Drivers of within-host genetic diversity in acute infections of viruses

Author summary The few days or weeks following infection with a virus, termed acute infection, are critical for virus establishment. Here we sought to characterize what leads to differences in the genetic diversity of different viruses sampled during acute infection. We performed ultra-deep sequencing of hundreds to thousands viral genomes from forty-three samples spanning three pathogenic human viruses: HIV, RSV and CMV. We found major differences in the genetic diversity of these different viruses, and in different patients infected with the same virus. We investigated the factors responsible for these differences. We found that the DNA virus CMV was less diverse, most likely since it has a lower mutation rate than the RNA viruses HIV and RSV. We also found that the samples with the highest genetic diversity, which included one CMV sample and two HIV samples, bore evidence for multiple genotype infection. In other words, patients from whom these sample were taken were infected with two different strains of the virus. Finally, we also found evidence that viral genomes of HIV, and in particular RSV, are edited by the innate immune system of the host, leading to the presence of defective virus genomes.

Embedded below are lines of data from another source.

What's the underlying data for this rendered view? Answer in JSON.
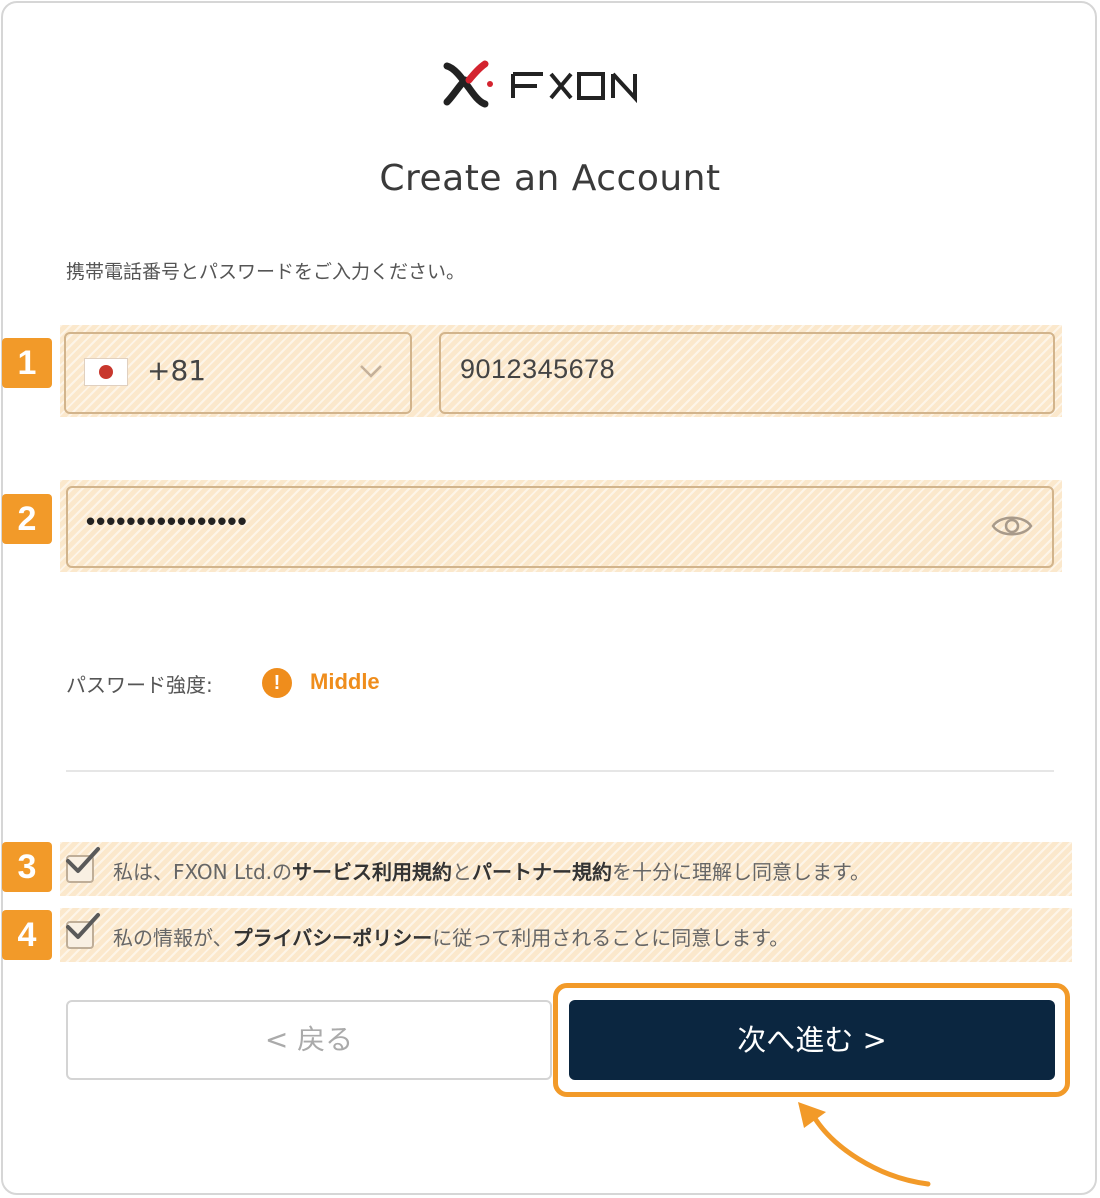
{
  "brand": {
    "name": "FXON",
    "accent": "#f29a29",
    "logo_red": "#d4232f",
    "dark": "#0b2640"
  },
  "page": {
    "title": "Create an Account",
    "instruction": "携帯電話番号とパスワードをご入力ください。"
  },
  "badges": [
    "1",
    "2",
    "3",
    "4"
  ],
  "phone": {
    "country_flag": "japan-flag",
    "country_code": "+81",
    "number": "9012345678"
  },
  "password": {
    "masked_value": "••••••••••••••••",
    "toggle_icon": "eye-icon"
  },
  "strength": {
    "label": "パスワード強度:",
    "value": "Middle",
    "color": "#ef8d1c"
  },
  "agreements": [
    {
      "checked": true,
      "prefix": "私は、FXON Ltd.の",
      "link1": "サービス利用規約",
      "middle": "と",
      "link2": "パートナー規約",
      "suffix": "を十分に理解し同意します。"
    },
    {
      "checked": true,
      "prefix": "私の情報が、",
      "link1": "プライバシーポリシー",
      "suffix": "に従って利用されることに同意します。"
    }
  ],
  "buttons": {
    "back": "< 戻る",
    "next": "次へ進む >"
  }
}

Genetic diversity is the fuel of evolution and facilitates adaptation to novel environments. However, our understanding of what drives differences in the genetic diversity during the early stages of viral infection is somewhat limited. Here, we use ultra-deep sequencing to interrogate 43 clinical samples taken from early infections of the human-infecting viruses HIV, RSV and CMV. Hundreds to thousands of virus templates were sequenced per sample, allowing us to reveal dramatic differences in within-host genetic diversity among virus populations. We found that increased diversity was mostly driven by presence of multiple divergent genotypes in HIV and CMV samples, which we suggest reflect multiple transmitted/founder viruses. Conversely, we detected an abundance of low frequency hyper-edited genomes in RSV samples, presumably reflecting defective virus genomes (DVGs). We suggest that RSV is characterized by higher levels of cellular co-infection, which allow for complementation and hence elevated levels of DVGs.